By Tom Martin, Director of Post-Acute Analytics, CarePort Health
Twitter: @careporthealth
Post-acute providers have had a host of regulatory and payment changes to contend with this year, and they should prepare for more of the same in 2019. CMS’ current initiatives demonstrate a strong commitment to transforming care delivery and reimbursement in post-acute settings. CMS is also committed to connecting providers across the continuum. Therefore, to succeed on key CMS initiatives in 2019 and beyond—the Value-Based Purchasing Program, the Patient-Driven Payment Model, and the Quality Reporting Program—PACs will need to develop a strategy that both improves the quality of care in their own setting and aligns them more closely with upstream and downstream providers.
Value-Based Purchasing Program
Payment models have been slower to change in the post-acute space than in acute settings, but the SNF Value-Based Purchasing Program (and its sister program, the Home Health Value-Based Purchasing Program) shows that CMS intends to transition PACs to value-based reimbursement. SNF providers now have up to 2% of their Medicare fee-for-service (FFS) revenue tied to performance on a readmission measure called the SNFRM. The program was not designed to be budget neutral, so while some SNFs are realizing additional revenue through the program, most providers have received payment modifiers that result in net loss of Medicare payment. The readmission measure is calculated based on Medicare FFS claims data, which means that the measure will only capture a portion of the patients cared for by SNF providers. More importantly, the measure will be calculated long after performance has actually taken place, given the long turnaround time for CMS to collect claims data and calculate the rates. While it’s too late to impact FY 2019, SNFs can avoid incurring penalties down the road by strengthening discharge planning processes and communicating with downstream providers like Home Health to prevent unnecessary hospital readmissions. (Note: CMS is expected to publicly release rates for the CY 2017 performance year later this year—providers should monitor Nursing Home Compare for this announcement to see how they rank against peers.)

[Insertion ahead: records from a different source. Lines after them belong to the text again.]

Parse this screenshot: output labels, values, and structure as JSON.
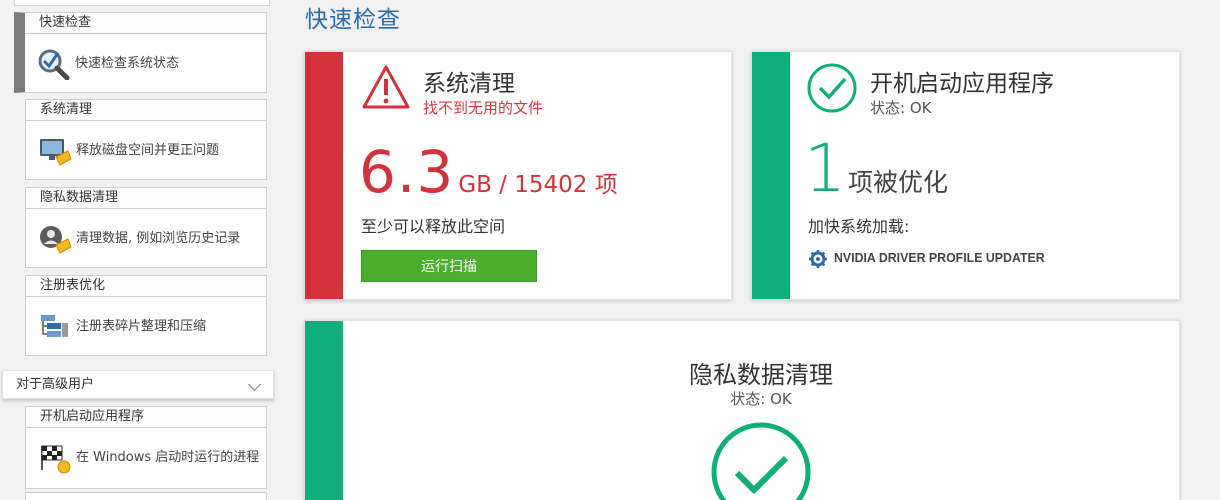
{
  "sidebar": {
    "sections": [
      {
        "header": "快速检查",
        "text": "快速检查系统状态",
        "icon": "magnifier-check-icon"
      },
      {
        "header": "系统清理",
        "text": "释放磁盘空间并更正问题",
        "icon": "pc-broom-icon"
      },
      {
        "header": "隐私数据清理",
        "text": "清理数据, 例如浏览历史记录",
        "icon": "privacy-broom-icon"
      },
      {
        "header": "注册表优化",
        "text": "注册表碎片整理和压缩",
        "icon": "registry-tree-icon"
      }
    ],
    "advanced": "对于高级用户",
    "advanced_sections": [
      {
        "header": "开机启动应用程序",
        "text": "在 Windows 启动时运行的进程",
        "icon": "startup-flag-icon"
      }
    ]
  },
  "main": {
    "title": "快速检查",
    "cleanup_card": {
      "title": "系统清理",
      "subtitle": "找不到无用的文件",
      "size_value": "6.3",
      "size_unit": "GB / 15402 项",
      "description": "至少可以释放此空间",
      "button": "运行扫描",
      "accent": "#d2323c"
    },
    "startup_card": {
      "title": "开机启动应用程序",
      "status": "状态: OK",
      "count": "1",
      "count_label": "项被优化",
      "description": "加快系统加载:",
      "item": "NVIDIA DRIVER PROFILE UPDATER",
      "accent": "#11ad7b"
    },
    "privacy_card": {
      "title": "隐私数据清理",
      "status": "状态: OK",
      "accent": "#11ad7b"
    }
  }
}
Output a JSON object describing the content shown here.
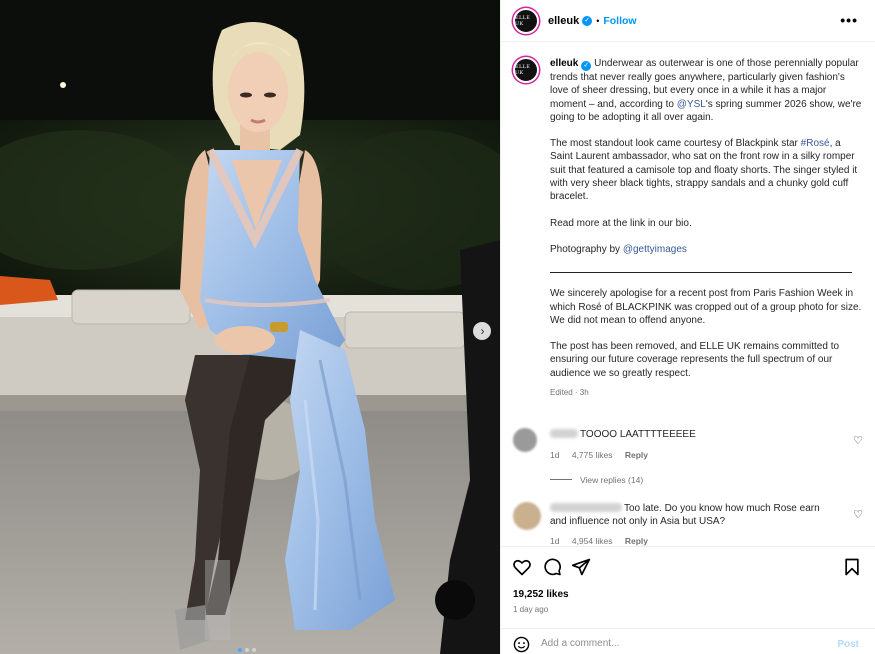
{
  "header": {
    "avatar_text": "ELLE UK",
    "username": "elleuk",
    "separator": "•",
    "follow_label": "Follow",
    "more_label": "•••"
  },
  "caption": {
    "username": "elleuk",
    "p1_a": " Underwear as outerwear is one of those perennially popular trends that never really goes anywhere, particularly given fashion's love of sheer dressing, but every once in a while it has a major moment – and, according to ",
    "p1_link": "@YSL",
    "p1_b": "'s spring summer 2026 show, we're going to be adopting it all over again.",
    "p2_a": "The most standout look came courtesy of Blackpink star ",
    "p2_link": "#Rosé",
    "p2_b": ", a Saint Laurent ambassador, who sat on the front row in a silky romper suit that featured a camisole top and floaty shorts. The singer styled it with very sheer black tights, strappy sandals and a chunky gold cuff bracelet.",
    "p3": "Read more at the link in our bio.",
    "p4_a": "Photography by ",
    "p4_link": "@gettyimages",
    "p5": "We sincerely apologise for a recent post from Paris Fashion Week in which Rosé of BLACKPINK was cropped out of a group photo for size. We did not mean to offend anyone.",
    "p6": "The post has been removed, and ELLE UK remains committed to ensuring our future coverage represents the full spectrum of our audience we so greatly respect.",
    "edited": "Edited · 3h"
  },
  "comments": [
    {
      "text": "TOOOO LAATTTTEEEEE",
      "age": "1d",
      "likes": "4,775 likes",
      "reply": "Reply",
      "view_replies": "View replies (14)"
    },
    {
      "text": "Too late. Do you know how much Rose earn and influence not only in Asia but USA?",
      "age": "1d",
      "likes": "4,954 likes",
      "reply": "Reply"
    }
  ],
  "footer": {
    "likes": "19,252 likes",
    "ago": "1 day ago",
    "add_placeholder": "Add a comment...",
    "post_label": "Post"
  },
  "icons": [
    "verified-icon",
    "heart-icon",
    "comment-icon",
    "share-icon",
    "bookmark-icon",
    "emoji-icon",
    "chevron-right-icon"
  ],
  "colors": {
    "accent": "#0095f6",
    "link": "#385898",
    "dress": "#a9c6ea"
  }
}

Patient-Driven Payment Model
The Patient-Driven Payment Model (PDPM), which will radically change the way SNFs are paid under Medicare FFS, goes into effect on October 1 of 2019 (its sister program in Home Health, the Patient Drive Payment Groupings, will also see changes next year). The current RUG-based payment model has been criticized for incentivizing SNFs to overutilize therapy services to place patients in higher-paying RUG groups to maximize their Medicare reimbursement. In contrast, payment under the new PDPM is based off the patient’s clinical characteristics reported on the MDS, placing a burden on SNFs to accurately assess needs upon admission and creating an incentive to connect with acute providers referring patients into the SNF. The PDPM also introduces variable per diems that decrease over the patient’s stay, which increases the pressure on SNFs to transition patients back into the community more quickly and creates an incentive to also connect with downstream providers caring for patients after discharge.
SNF Quality Reporting Program
Late in October, a whole slew of new quality measures was posted on Medicare’s Nursing Home Compare website pertaining to CMS’ SNF Quality Reporting Program (QRP). Unlike quality measures that have been publicly reported in the past, the QRP measures can be used to compare SNFs to other types of PAC providers in their market, increasing competition and putting pressure on SNFs to provide higher quality care at lower costs. In addition to the focus on quality in the SNF, two of the QRP measures also put pressure on SNFs to look beyond their four walls—a measure on discharge back to the community and a rehospitalization measure that begins at the point of discharge from SNF (this measure was held back in October but looms on the horizon). The entire period of measurement for the rehospitalization measure occurs outside of the facility, which will make it vital for SNFs to strengthen relationships and share data with lower acuity providers taking on patients after their discharge from SNF.
A Strategy for Success in 2019
All three of these CMS programs emphasize the importance of continuing to improve quality in post-acute care settings. They also show the momentum behind the transition to value, not strictly in the sense of new payment models (although it’s certainly clear that reimbursement at this end of the continuum is starting to move away from FFS), but in providing effective and consistent care across the entire patient journey.
PACs need to start looking outside their own walls in 2019. On the one hand, they need to understand what’s happened with their patients prior to being admitted to their facility, which they can do by building partnerships with the acute providers who are sending them referrals. On the other hand, they need to invest in what’s happening to patients after they discharge them, by strengthening their discharge planning processes and building partnerships with downstream providers. Communication and data-sharing are critical in both cases.